5. The system of claim 1, wherein the processing circuitry (112) is further configured to implement blockchain technology to ensure integrity and traceability of sensor data and maintenance records.

6. A method (300) for generating a real-time 3D holographic digital twin for predictive maintenance, the method comprising:
capturing, by way of a plurality of imaging devices (102), 3D models of components of an electro-mechanical system;
capturing, by way of a plurality of sensors (104), sensor data including voltage, current, temperature, and vibration measurements from the electro-mechanical system;
processing, by way of processing circuitry (112) of a data processing apparatus (106), the captured 3D models and sensor data into custom holographic representations;
creating, by the processing circuitry (112), a real-time 3D holographic digital twin based on the custom holographic representations;
continuously updating, by the processing circuitry (112), the holographic representations based on real-time data using artificial intelligence (AI) techniques;
analyzing, by the processing circuitry (112), historical and real-time data for predictive maintenance and remaining useful life (RUL) estimation using machine learning algorithms; and
displaying, by 3D holographic projection devices, the custom holographic representations on Industrial Internet of Things (IIoT) digital twin dashboards (120).
7. The method (300) as claimed in claim 6, wherein processing the captured 3D models includes applying mesh simplification, texture mapping, and lighting calculations to optimize the 3D models for holographic display.
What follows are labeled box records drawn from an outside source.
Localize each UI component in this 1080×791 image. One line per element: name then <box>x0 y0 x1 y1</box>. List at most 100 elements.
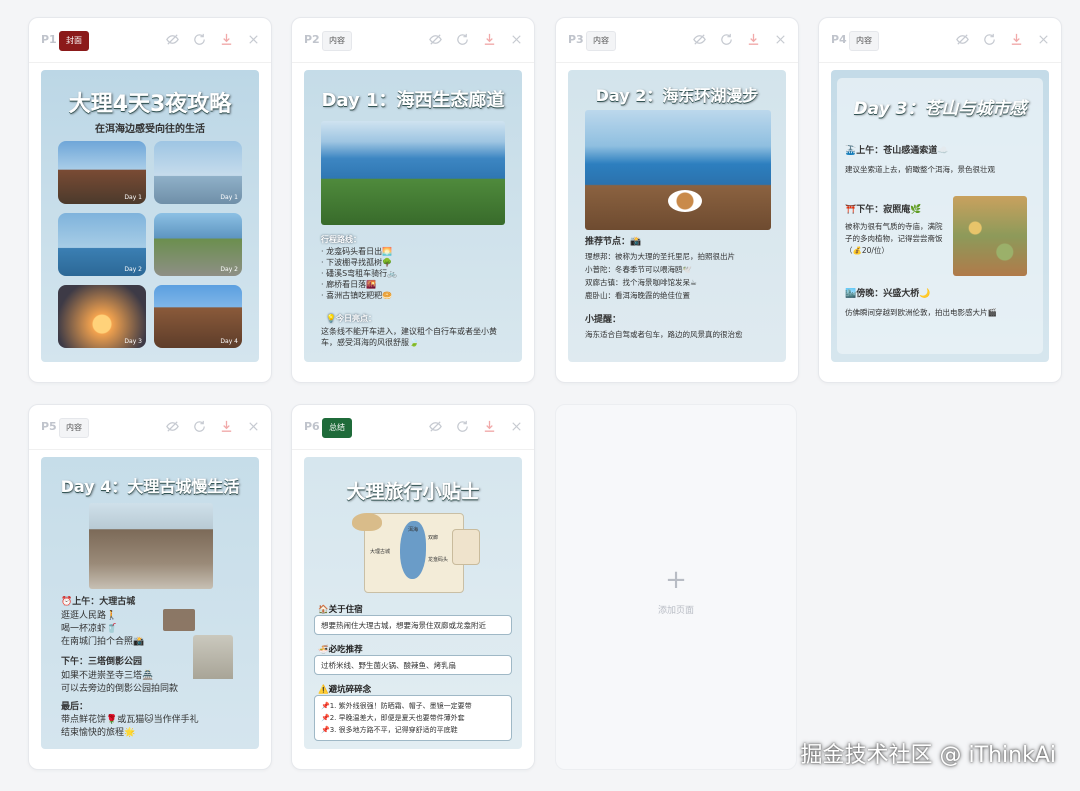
card-header: P5 内容 <box>29 405 271 450</box>
tip-label: 💡今日亮点： <box>326 314 376 323</box>
slide-card-p1[interactable]: P1 封面 大理4天3夜攻略 在洱海边感受向往的生活 Day 1 Day 1 D… <box>28 17 272 383</box>
page-number: P2 <box>304 33 320 46</box>
hat-illustration <box>352 513 382 531</box>
refresh-icon[interactable] <box>982 32 997 47</box>
hide-icon[interactable] <box>165 419 180 434</box>
am-item: 逛逛人民路🚶 <box>61 611 118 621</box>
route-item: · 磻溪S弯租车骑行🚲 <box>321 269 398 278</box>
am-text: 建议坐索道上去，俯瞰整个洱海，景色很壮观 <box>845 165 995 174</box>
slide-subtitle: 在洱海边感受向往的生活 <box>95 124 205 135</box>
refresh-icon[interactable] <box>455 32 470 47</box>
download-icon[interactable] <box>482 419 497 434</box>
page-number: P5 <box>41 420 57 433</box>
am-label: ⏰上午：大理古城 <box>61 597 136 607</box>
close-icon[interactable] <box>509 419 524 434</box>
hide-icon[interactable] <box>428 32 443 47</box>
slide-card-p2[interactable]: P2 内容 Day 1：海西生态廊道 行程路线： · 龙龛码头看日出🌅 · 下波… <box>291 17 535 383</box>
slide-preview[interactable]: Day 3：苍山与城市感 🚠上午：苍山感通索道☁️ 建议坐索道上去，俯瞰整个洱海… <box>831 70 1049 362</box>
slide-title: 大理4天3夜攻略 <box>68 92 232 117</box>
photo-tile: Day 3 <box>58 285 146 348</box>
close-icon[interactable] <box>773 32 788 47</box>
food-text: 过桥米线、野生菌火锅、酸辣鱼、烤乳扇 <box>321 661 456 670</box>
pit-item: 📌1. 紫外线很强！防晒霜、帽子、墨镜一定要带 <box>321 702 472 710</box>
download-icon[interactable] <box>1009 32 1024 47</box>
jacket-illustration <box>452 529 480 565</box>
hide-icon[interactable] <box>165 32 180 47</box>
page-type-tag: 总结 <box>322 418 352 438</box>
am-label: 🚠上午：苍山感通索道☁️ <box>845 146 949 156</box>
hint-label: 小提醒： <box>585 315 622 325</box>
photo-tile: Day 2 <box>58 213 146 276</box>
photo-road <box>321 121 505 225</box>
route-item: · 龙龛码头看日出🌅 <box>321 247 393 256</box>
photo-old-town <box>89 503 213 589</box>
gate-illustration <box>163 609 195 631</box>
am-item: 在南城门拍个合照📸 <box>61 637 145 647</box>
am-item: 喝一杯凉虾🥤 <box>61 624 118 634</box>
rec-item: 双廊古镇：找个海景咖啡馆发呆☕ <box>585 278 697 287</box>
refresh-icon[interactable] <box>719 32 734 47</box>
hide-icon[interactable] <box>428 419 443 434</box>
map-label: 大理古城 <box>370 549 391 555</box>
download-icon[interactable] <box>746 32 761 47</box>
slide-preview[interactable]: Day 4：大理古城慢生活 ⏰上午：大理古城 逛逛人民路🚶 喝一杯凉虾🥤 在南城… <box>41 457 259 749</box>
slide-preview[interactable]: Day 1：海西生态廊道 行程路线： · 龙龛码头看日出🌅 · 下波棚寻找孤树🌳… <box>304 70 522 362</box>
pm-item: 可以去旁边的倒影公园拍同款 <box>61 684 179 694</box>
route-item: · 喜洲古镇吃粑粑🥯 <box>321 291 393 300</box>
page-number: P1 <box>41 33 57 46</box>
hide-icon[interactable] <box>692 32 707 47</box>
refresh-icon[interactable] <box>192 32 207 47</box>
card-toolbar <box>165 419 261 434</box>
hide-icon[interactable] <box>955 32 970 47</box>
stay-label: 🏠关于住宿 <box>318 605 363 615</box>
download-icon[interactable] <box>219 419 234 434</box>
route-label: 行程路线： <box>321 235 361 244</box>
close-icon[interactable] <box>1036 32 1051 47</box>
close-icon[interactable] <box>246 32 261 47</box>
stay-text: 想要热闹住大理古城，想要海景住双廊或龙龛附近 <box>321 621 486 630</box>
rec-label: 推荐节点：📸 <box>585 237 642 247</box>
map-label: 龙龛码头 <box>428 557 449 563</box>
slide-preview[interactable]: 大理4天3夜攻略 在洱海边感受向往的生活 Day 1 Day 1 Day 2 D… <box>41 70 259 362</box>
food-label: 🍜必吃推荐 <box>318 645 363 655</box>
rec-item: 小普陀：冬春季节可以喂海鸥🕊️ <box>585 265 692 274</box>
eve-label: 🏙️傍晚：兴盛大桥🌙 <box>845 289 931 299</box>
slide-preview[interactable]: 大理旅行小贴士 大理古城 洱海 龙龛码头 双廊 🏠关于住宿 想要热闹住大理古城，… <box>304 457 522 749</box>
hint-text: 海东适合自驾或者包车，路边的风景真的很治愈 <box>585 330 743 339</box>
rec-item: 鹿卧山：看洱海晚霞的绝佳位置 <box>585 291 690 300</box>
last-item: 带点鲜花饼🌹或瓦猫🐱当作伴手礼 <box>61 715 199 725</box>
refresh-icon[interactable] <box>192 419 207 434</box>
close-icon[interactable] <box>509 32 524 47</box>
pit-label: ⚠️避坑碎碎念 <box>318 685 372 695</box>
map-label: 双廊 <box>428 535 439 541</box>
rec-item: 理想邦：被称为大理的圣托里尼，拍照很出片 <box>585 252 735 261</box>
slide-card-p3[interactable]: P3 内容 Day 2：海东环湖漫步 推荐节点：📸 理想邦：被称为大理的圣托里尼… <box>555 17 799 383</box>
page-type-tag: 内容 <box>59 418 89 438</box>
add-page-label: 添加页面 <box>657 606 694 616</box>
add-page-button[interactable]: + 添加页面 <box>555 404 797 770</box>
card-header: P3 内容 <box>556 18 798 63</box>
page-number: P4 <box>831 33 847 46</box>
watermark: 掘金技术社区 @ iThinkAi <box>800 743 1056 768</box>
pm-label: ⛩️下午：寂照庵🌿 <box>845 205 922 215</box>
tip-text: 这条线不能开车进入，建议租个自行车或者坐小黄车，感受洱海的风很舒服🍃 <box>321 327 497 347</box>
slide-card-p4[interactable]: P4 内容 Day 3：苍山与城市感 🚠上午：苍山感通索道☁️ 建议坐索道上去，… <box>818 17 1062 383</box>
pm-text: 被称为很有气质的寺庙，满院子的多肉植物，记得尝尝斋饭（💰20/位） <box>845 222 943 255</box>
page-type-tag: 内容 <box>322 31 352 51</box>
slide-title: Day 1：海西生态廊道 <box>321 90 505 111</box>
map-label: 洱海 <box>408 527 419 533</box>
slide-preview[interactable]: Day 2：海东环湖漫步 推荐节点：📸 理想邦：被称为大理的圣托里尼，拍照很出片… <box>568 70 786 362</box>
download-icon[interactable] <box>219 32 234 47</box>
pm-item: 如果不进崇圣寺三塔🏯 <box>61 671 154 681</box>
last-label: 最后： <box>61 702 89 712</box>
page-type-tag: 封面 <box>59 31 89 51</box>
pit-item: 📌2. 早晚温差大，即便是夏天也要带件薄外套 <box>321 714 465 722</box>
refresh-icon[interactable] <box>455 419 470 434</box>
close-icon[interactable] <box>246 419 261 434</box>
slide-card-p5[interactable]: P5 内容 Day 4：大理古城慢生活 ⏰上午：大理古城 逛逛人民路🚶 喝一杯凉… <box>28 404 272 770</box>
card-header: P6 总结 <box>292 405 534 450</box>
card-header: P4 内容 <box>819 18 1061 63</box>
photo-tile: Day 1 <box>58 141 146 204</box>
slide-card-p6[interactable]: P6 总结 大理旅行小贴士 大理古城 洱海 龙龛码头 双廊 🏠关于住宿 想要热闹… <box>291 404 535 770</box>
download-icon[interactable] <box>482 32 497 47</box>
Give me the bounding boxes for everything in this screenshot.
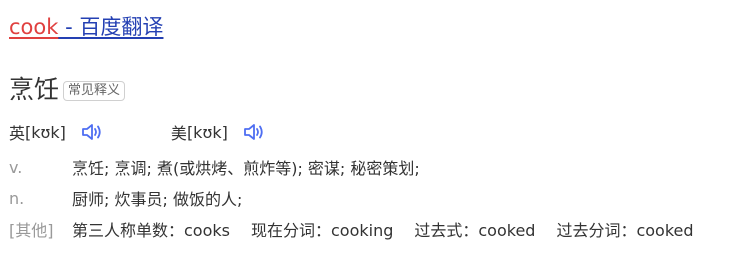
pronunciation-us-label: 美 — [170, 124, 187, 143]
speaker-icon[interactable] — [80, 121, 104, 143]
pronunciation-uk-phonetic: [kʊk] — [25, 122, 66, 142]
pronunciation-row: 英 [kʊk] 美 [kʊk] — [9, 120, 266, 144]
title-keyword[interactable]: cook — [9, 15, 58, 39]
pronunciation-uk: 英 [kʊk] — [9, 120, 104, 144]
other-forms-row: [其他] 第三人称单数：cooks 现在分词：cooking 过去式：cooke… — [9, 218, 694, 240]
common-meaning-tag: 常见释义 — [63, 81, 126, 101]
translation-card: cook - 百度翻译 烹饪 常见释义 英 [kʊk] 美 [kʊk] v. 烹… — [0, 0, 742, 253]
title-separator[interactable]: - — [58, 15, 79, 39]
definition-text: 烹饪; 烹调; 煮(或烘烤、煎炸等); 密谋; 秘密策划; — [72, 159, 420, 178]
part-of-speech: n. — [9, 188, 25, 208]
pronunciation-us-phonetic: [kʊk] — [186, 122, 228, 142]
headword-row: 烹饪 常见释义 — [9, 72, 126, 108]
definition-row-verb: v. 烹饪; 烹调; 煮(或烘烤、煎炸等); 密谋; 秘密策划; — [9, 156, 420, 179]
headword: 烹饪 — [9, 75, 60, 104]
form-present-participle: 现在分词：cooking — [250, 221, 394, 240]
speaker-icon[interactable] — [242, 121, 266, 143]
pronunciation-us: 美 [kʊk] — [171, 120, 266, 144]
form-past-participle: 过去分词：cooked — [556, 221, 694, 240]
other-forms-label: [其他] — [9, 221, 54, 240]
form-third-person: 第三人称单数：cooks — [72, 221, 230, 240]
title-site-name[interactable]: 百度翻译 — [79, 15, 163, 39]
definition-row-noun: n. 厨师; 炊事员; 做饭的人; — [9, 187, 243, 210]
part-of-speech: v. — [9, 157, 23, 177]
result-title-link[interactable]: cook - 百度翻译 — [9, 12, 163, 42]
definition-text: 厨师; 炊事员; 做饭的人; — [72, 190, 243, 209]
form-past-tense: 过去式：cooked — [414, 221, 536, 240]
pronunciation-uk-label: 英 — [9, 124, 26, 143]
word-forms: 第三人称单数：cooks 现在分词：cooking 过去式：cooked 过去分… — [72, 217, 694, 241]
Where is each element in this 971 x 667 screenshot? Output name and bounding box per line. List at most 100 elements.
8. The method (300) as claimed in claim 6, wherein displaying the custom holographic representations includes utilizing volumetric displays, light field displays, or holographic optical elements to render the 3D holographic representations.

9. The method (300) as claimed in claim 6, further comprising providing an immersive experience for interacting with the real-time 3D holographic digital twin using augmented reality (AR) or mixed reality (MR) devices.

10. The method (300) as claimed in claim 6, further comprising implementing, by the processing circuitry (112), blockchain technology to ensure integrity and traceability of sensor data and maintenance records.